RTX
RTX copied to clipboard
Make synonymizer/kg2c builds more robust/transparent
there are a number of relatively small improvements that would go a long ways to making synonymizer (and kg2c) builds run smoother:
- [x] get rid of synonymizer test build? (more trouble than it's worth)
- [x] for kg2c test build, don't overwrite files; use distinct names (i.e., '_TEST')
- [x] improve method for generating test kg2pre files during test kg2c build (make sure doesn't produce orphan edges)
- [x] fix issue where synonymizer build log isn't saved to disk..
- [x] check the kg2pre version in the kg2pre TSV files used and throw an error if doesn't match requested (in synonymizer build; already done in kg2c build) (actually was already done in synonymizer build too)

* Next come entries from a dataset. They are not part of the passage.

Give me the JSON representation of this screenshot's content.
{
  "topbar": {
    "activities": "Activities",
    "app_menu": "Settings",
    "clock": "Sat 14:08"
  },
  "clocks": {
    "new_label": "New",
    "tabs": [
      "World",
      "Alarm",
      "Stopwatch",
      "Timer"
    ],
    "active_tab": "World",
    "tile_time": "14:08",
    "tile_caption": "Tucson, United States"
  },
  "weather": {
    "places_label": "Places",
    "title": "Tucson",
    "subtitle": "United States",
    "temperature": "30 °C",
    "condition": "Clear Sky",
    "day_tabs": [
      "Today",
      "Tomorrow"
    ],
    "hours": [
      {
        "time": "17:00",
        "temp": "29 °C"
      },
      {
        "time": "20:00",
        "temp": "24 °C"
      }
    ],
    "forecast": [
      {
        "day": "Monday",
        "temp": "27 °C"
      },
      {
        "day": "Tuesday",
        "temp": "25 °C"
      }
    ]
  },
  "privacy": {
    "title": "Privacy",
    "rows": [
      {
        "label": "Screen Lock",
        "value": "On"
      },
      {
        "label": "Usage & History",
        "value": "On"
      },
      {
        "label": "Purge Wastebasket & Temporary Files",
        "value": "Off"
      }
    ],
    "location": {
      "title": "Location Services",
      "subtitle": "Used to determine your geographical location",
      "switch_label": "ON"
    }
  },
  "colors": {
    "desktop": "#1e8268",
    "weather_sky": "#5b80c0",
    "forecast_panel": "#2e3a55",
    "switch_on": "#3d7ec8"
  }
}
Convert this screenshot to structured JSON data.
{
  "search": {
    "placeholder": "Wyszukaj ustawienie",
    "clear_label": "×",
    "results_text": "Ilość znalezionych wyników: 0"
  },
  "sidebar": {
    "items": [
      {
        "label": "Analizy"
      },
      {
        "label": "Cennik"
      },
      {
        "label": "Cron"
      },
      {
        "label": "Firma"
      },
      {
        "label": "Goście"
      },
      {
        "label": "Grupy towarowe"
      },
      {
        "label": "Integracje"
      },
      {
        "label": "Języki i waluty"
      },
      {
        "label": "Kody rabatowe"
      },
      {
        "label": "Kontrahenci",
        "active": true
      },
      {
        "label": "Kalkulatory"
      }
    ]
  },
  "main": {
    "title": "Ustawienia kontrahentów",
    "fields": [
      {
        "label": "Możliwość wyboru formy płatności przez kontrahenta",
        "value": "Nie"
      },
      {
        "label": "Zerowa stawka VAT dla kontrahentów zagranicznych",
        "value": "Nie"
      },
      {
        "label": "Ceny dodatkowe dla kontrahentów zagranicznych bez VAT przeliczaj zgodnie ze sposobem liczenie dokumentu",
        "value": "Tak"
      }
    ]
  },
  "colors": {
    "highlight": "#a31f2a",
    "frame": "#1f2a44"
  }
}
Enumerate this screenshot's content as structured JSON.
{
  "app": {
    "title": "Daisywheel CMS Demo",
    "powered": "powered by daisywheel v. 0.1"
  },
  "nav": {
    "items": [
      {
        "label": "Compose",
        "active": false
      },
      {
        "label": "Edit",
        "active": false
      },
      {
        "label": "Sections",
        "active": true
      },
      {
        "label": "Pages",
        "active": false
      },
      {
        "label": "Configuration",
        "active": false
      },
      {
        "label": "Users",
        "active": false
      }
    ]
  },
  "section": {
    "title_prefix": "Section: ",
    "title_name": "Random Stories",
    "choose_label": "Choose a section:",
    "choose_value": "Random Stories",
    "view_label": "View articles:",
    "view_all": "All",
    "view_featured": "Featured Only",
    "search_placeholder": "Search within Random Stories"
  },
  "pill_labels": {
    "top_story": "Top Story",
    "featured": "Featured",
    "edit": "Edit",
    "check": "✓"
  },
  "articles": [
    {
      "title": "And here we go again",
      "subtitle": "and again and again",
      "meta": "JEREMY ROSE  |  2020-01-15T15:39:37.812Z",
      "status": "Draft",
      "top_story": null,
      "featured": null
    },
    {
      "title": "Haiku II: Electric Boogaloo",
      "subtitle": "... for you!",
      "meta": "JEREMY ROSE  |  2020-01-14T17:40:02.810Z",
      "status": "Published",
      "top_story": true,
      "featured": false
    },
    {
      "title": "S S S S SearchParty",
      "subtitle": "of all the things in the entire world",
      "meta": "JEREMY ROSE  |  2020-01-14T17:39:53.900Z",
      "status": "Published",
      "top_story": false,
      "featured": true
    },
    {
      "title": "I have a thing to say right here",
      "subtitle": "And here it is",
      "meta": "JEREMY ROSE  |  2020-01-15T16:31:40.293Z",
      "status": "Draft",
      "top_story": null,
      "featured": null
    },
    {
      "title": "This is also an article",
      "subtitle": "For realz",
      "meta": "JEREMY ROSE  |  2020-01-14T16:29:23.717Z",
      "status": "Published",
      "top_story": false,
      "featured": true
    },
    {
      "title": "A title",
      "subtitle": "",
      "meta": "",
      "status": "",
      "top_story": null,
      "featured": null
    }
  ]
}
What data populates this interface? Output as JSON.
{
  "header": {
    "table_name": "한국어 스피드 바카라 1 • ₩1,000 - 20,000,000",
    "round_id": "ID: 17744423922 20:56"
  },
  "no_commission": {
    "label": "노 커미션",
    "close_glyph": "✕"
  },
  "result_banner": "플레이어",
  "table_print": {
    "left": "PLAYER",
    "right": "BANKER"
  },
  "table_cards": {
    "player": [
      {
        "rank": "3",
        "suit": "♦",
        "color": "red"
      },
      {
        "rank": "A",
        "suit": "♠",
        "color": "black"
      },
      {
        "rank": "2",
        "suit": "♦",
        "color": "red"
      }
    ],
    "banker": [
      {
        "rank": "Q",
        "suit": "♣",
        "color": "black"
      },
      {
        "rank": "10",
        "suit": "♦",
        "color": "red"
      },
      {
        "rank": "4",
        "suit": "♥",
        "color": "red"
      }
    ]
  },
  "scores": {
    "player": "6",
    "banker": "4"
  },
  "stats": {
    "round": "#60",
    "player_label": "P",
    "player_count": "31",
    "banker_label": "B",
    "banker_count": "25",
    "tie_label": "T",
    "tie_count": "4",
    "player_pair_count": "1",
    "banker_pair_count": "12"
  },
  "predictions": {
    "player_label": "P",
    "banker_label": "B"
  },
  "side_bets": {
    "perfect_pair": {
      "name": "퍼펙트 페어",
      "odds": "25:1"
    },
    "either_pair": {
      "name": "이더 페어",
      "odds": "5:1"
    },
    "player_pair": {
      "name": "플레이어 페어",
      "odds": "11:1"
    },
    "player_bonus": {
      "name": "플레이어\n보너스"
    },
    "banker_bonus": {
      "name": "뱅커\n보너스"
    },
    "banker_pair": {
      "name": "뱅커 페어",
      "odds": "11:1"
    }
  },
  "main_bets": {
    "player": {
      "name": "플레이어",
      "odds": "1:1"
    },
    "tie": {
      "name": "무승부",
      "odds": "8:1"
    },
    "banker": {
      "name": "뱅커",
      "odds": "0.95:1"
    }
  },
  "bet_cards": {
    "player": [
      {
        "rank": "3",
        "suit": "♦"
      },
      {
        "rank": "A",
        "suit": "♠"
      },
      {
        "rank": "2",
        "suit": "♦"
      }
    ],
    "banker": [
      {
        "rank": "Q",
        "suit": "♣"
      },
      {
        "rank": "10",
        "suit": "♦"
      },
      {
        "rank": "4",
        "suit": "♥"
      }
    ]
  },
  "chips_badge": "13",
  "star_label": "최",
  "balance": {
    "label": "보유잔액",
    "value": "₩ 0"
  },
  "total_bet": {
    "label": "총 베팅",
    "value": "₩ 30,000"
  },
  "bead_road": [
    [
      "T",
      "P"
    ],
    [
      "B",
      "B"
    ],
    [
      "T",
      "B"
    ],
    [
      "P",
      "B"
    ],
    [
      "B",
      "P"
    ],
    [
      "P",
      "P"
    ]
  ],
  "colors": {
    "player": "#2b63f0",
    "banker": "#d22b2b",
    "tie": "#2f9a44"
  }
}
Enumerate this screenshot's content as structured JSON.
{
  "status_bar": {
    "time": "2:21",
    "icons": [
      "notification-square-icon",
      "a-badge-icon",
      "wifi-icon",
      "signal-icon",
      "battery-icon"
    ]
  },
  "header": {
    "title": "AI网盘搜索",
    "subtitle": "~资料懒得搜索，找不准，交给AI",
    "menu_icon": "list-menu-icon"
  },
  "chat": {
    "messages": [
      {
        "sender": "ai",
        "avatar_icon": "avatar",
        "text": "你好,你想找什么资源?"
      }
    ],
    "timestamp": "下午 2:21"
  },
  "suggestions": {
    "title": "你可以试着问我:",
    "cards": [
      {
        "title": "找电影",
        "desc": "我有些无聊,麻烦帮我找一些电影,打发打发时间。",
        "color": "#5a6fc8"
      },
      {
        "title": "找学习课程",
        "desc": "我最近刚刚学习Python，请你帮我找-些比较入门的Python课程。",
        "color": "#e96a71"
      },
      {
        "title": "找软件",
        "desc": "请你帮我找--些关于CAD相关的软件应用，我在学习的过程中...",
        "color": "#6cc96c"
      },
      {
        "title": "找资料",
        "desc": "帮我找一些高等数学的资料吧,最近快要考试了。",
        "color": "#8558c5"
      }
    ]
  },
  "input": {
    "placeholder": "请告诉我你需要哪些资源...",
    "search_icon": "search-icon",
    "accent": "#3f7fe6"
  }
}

- [x] possibly make user confirm parameters/config settings at very beginning of kg2c build
- [x] possibly tweak things to get rid of the temp config_dbs changes?
- [x] only use SRI NN API (not bulk download)
- [x] use
drug_chemical_conflate=trueflag when querying SRI NN - [x] verify biolink version in local KG2pre TSVs matches requested
- [ ] add some high level stats to synonymizer.py interface (total num identifiers, clusters, which file is being used..)
- [ ] verify build node in synonymizer matches requested version (unless given a synonymizer override I guess)
- [x] make it easy to run test suite right from synoymizer build directory
- [x] add some basic automated tests to run after synonymizer build
- [ ] add some basic automated tests to run after kg2c build
- [ ] update readme/documentation in light of all these changes
- [ ] write errors to logging before raising error
a bit more complex:
- [ ] compare the reports for the current build to those of prior build(s) (on arax-databases.rtx.ai) to flag changes
(many of these ideas came out of a chat with @sundareswarpullela on May 22, 2024)
another thing to add: when calling the SRI NN API during the synonymizer build, I think we want to be using the drug_chemical_conflate=true flag, which allows, for instance, 'Tylenol' to be clustered with 'Acetaminophen'